Report calls on EU to redirect €1tr budget to boost green growth


The European Commission has been urged to redirect some of its €1tr budget into green sectors such as sustainable transport and energy efficient construction, after a new report found that doing so could boost the number of green jobs by 320 per cent.

Six green groups, including WWF, Friends of the Earth and the European Environmental Bureau, this afternoon launched a report comparing how many jobs would be created if some of the bloc’s budget was redirected from flagship Cohesion and Common Agricultural Policies towards green initiatives.

It concluded that job creation per Euro would increase by 320 per cent if the Commission stepped up planned investments in four green sectors: sustainable transport, energy efficient construction, upstream supplies and renewable energy.

It found that an annual investment of €14.75bn in green sectors, representing just 14 per of the total 2014 and 2020 budget, could sustain more than half a million jobs.

In comparison, it found that the €140bn expected annual investment in the CAP and the Cohesion Policy, representing 78 per of the total 2014 and 2020 budget, would create or sustain just over a million jobs.
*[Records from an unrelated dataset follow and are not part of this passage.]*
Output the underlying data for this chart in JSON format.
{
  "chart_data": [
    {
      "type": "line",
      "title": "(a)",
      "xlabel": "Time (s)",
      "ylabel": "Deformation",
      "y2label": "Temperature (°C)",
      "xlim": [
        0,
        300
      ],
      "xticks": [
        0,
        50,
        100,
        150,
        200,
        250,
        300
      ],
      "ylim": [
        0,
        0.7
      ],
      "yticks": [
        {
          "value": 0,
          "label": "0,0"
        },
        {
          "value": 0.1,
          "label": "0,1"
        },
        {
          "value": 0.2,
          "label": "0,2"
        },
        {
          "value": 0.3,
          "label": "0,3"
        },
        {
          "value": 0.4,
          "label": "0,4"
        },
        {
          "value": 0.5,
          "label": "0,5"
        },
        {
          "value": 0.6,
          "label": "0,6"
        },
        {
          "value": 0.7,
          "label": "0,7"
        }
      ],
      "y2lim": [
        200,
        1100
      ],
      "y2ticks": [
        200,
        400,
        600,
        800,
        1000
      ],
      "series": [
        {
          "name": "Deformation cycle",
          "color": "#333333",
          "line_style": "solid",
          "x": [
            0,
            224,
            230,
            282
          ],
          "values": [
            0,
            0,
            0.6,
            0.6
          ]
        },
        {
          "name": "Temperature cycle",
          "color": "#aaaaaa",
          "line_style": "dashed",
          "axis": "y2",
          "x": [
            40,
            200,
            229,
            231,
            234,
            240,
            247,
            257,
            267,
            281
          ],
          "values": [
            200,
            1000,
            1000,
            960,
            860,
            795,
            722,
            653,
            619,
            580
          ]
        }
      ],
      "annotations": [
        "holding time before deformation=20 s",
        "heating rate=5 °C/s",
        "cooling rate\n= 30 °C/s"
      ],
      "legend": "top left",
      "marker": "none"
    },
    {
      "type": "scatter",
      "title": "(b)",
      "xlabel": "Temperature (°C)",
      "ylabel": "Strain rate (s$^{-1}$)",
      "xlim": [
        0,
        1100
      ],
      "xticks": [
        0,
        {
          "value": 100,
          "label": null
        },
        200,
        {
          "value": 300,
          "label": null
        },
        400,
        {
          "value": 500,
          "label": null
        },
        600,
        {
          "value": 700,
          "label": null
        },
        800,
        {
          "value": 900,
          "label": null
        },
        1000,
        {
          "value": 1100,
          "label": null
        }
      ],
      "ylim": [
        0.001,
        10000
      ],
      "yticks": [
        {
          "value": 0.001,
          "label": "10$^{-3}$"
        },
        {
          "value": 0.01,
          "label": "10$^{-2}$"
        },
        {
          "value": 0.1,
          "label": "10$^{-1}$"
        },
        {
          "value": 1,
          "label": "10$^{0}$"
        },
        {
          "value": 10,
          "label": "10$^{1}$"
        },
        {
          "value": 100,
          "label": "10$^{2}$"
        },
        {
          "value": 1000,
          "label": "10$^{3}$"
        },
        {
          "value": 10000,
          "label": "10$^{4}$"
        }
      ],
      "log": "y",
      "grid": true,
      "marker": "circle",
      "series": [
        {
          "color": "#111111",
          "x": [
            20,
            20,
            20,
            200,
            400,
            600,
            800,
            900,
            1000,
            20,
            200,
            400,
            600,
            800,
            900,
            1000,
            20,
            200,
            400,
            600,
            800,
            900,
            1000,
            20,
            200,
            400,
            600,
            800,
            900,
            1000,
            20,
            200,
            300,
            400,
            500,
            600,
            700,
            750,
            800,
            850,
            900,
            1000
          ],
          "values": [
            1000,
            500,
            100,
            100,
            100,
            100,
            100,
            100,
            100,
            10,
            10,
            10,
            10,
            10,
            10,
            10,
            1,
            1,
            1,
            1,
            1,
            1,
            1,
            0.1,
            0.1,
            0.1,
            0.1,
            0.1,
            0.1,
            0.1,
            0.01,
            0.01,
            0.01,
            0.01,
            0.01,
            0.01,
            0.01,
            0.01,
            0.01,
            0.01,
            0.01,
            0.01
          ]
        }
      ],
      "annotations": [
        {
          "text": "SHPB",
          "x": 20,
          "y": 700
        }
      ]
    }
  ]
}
The groups called on the Commission to set out how many jobs it expects the budget to create by 2020.

“This lack of information underlines the incoherence of EU promises and makes it impossible to gauge the real impact of current and the proposed budgetary investments,” the report said.

“It is essential to gather good evidence to allow reliable information for the potential for job creation through investment in the green sector.

“How, then, can citizens assess whether the EU is indeed fulfilling its job promises, and which part of this promise should be reached by spending their taxpayers’ money?”

In related news, British energy minister Charles Hendry has set out the agenda for the next Energy Council meeting, taking place in Brussels on 14 February.

The meeting will including discussions on plans to build pan-European energy infrastructure, and preparations for the Rio+20 UN Conference on Sustainable Development.